One of the many burning questions people have for me as a fitness expert is: “What Aerobic exercise should I do?” My answer is in two parts:
- It depends!
- What are your goals?
This highlights the issue with aerobic work. It is sustainable, longer work over longer periods of time. If you can’t fit it into your life, that doesn’t mean it’s the wrong exercise choice for you. It could be just what your body needs, and if it’s right for your body, you need to honor that and make it a part of your lifestyle.
So, if aerobic exercise feels right for you, how do you get started? The simple answer is: MOVE! That’s it. Isn’t it kind of nice that it’s that easy? Here are a few ideas for you, and I’m sure you’ll come up with some good ones of your own:
- Go for a long walk with your kids and enjoy the outdoors while you keep moving and discovering new things along your trail.

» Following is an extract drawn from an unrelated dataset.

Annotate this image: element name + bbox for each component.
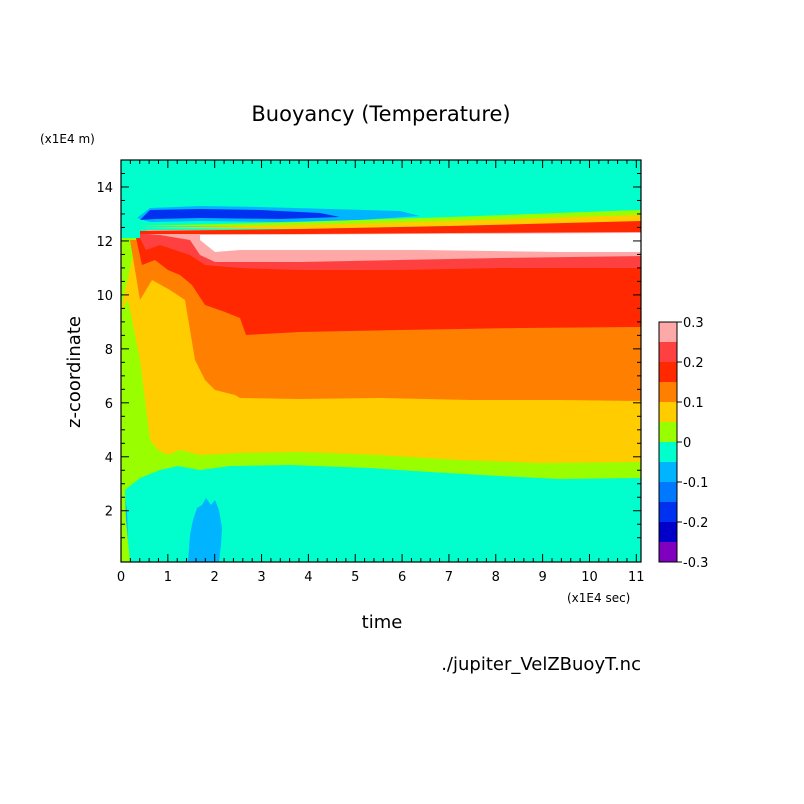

- Learn how to ride a bike again and perhaps share a bike ride with friends.
- Go for a walk at lunch time so that you get out of the desk area and move around
- Take a walk in your neighborhood and find somewhere new.
- Learn a new sustainable and fun skill like paddle boarding, kayaking, rowing on the erg, jump rope or Tai Chi.
The suggestions above are all simple examples that help you build up a good relationship with aerobic exercise in numerous ways. They:
- Create an appreciation for the long game of aerobic work.
- Help you understand that aerobic just is what it is, aerobic, and nothing else – it’s not fat burning, nor performance enhancing. It’s simply a natural process which takes place within us.
- Help you move blood around your body, which has tremendous health benefits.
- Help you recover from intense periods and events in life, training, exercise and sport.
- Help connect you to your breath and the environment at the same time, should you get your exercise outdoors, which I highly recommend.
So in the end, we could say that “aerobic” just means moving for extended periods of time in a sustainable fashion. When one cannot sustain it, it’s not aerobic anymore, so take a break and recharge and then start over. Aerobic work has so many benefits for us. It’s inside us all.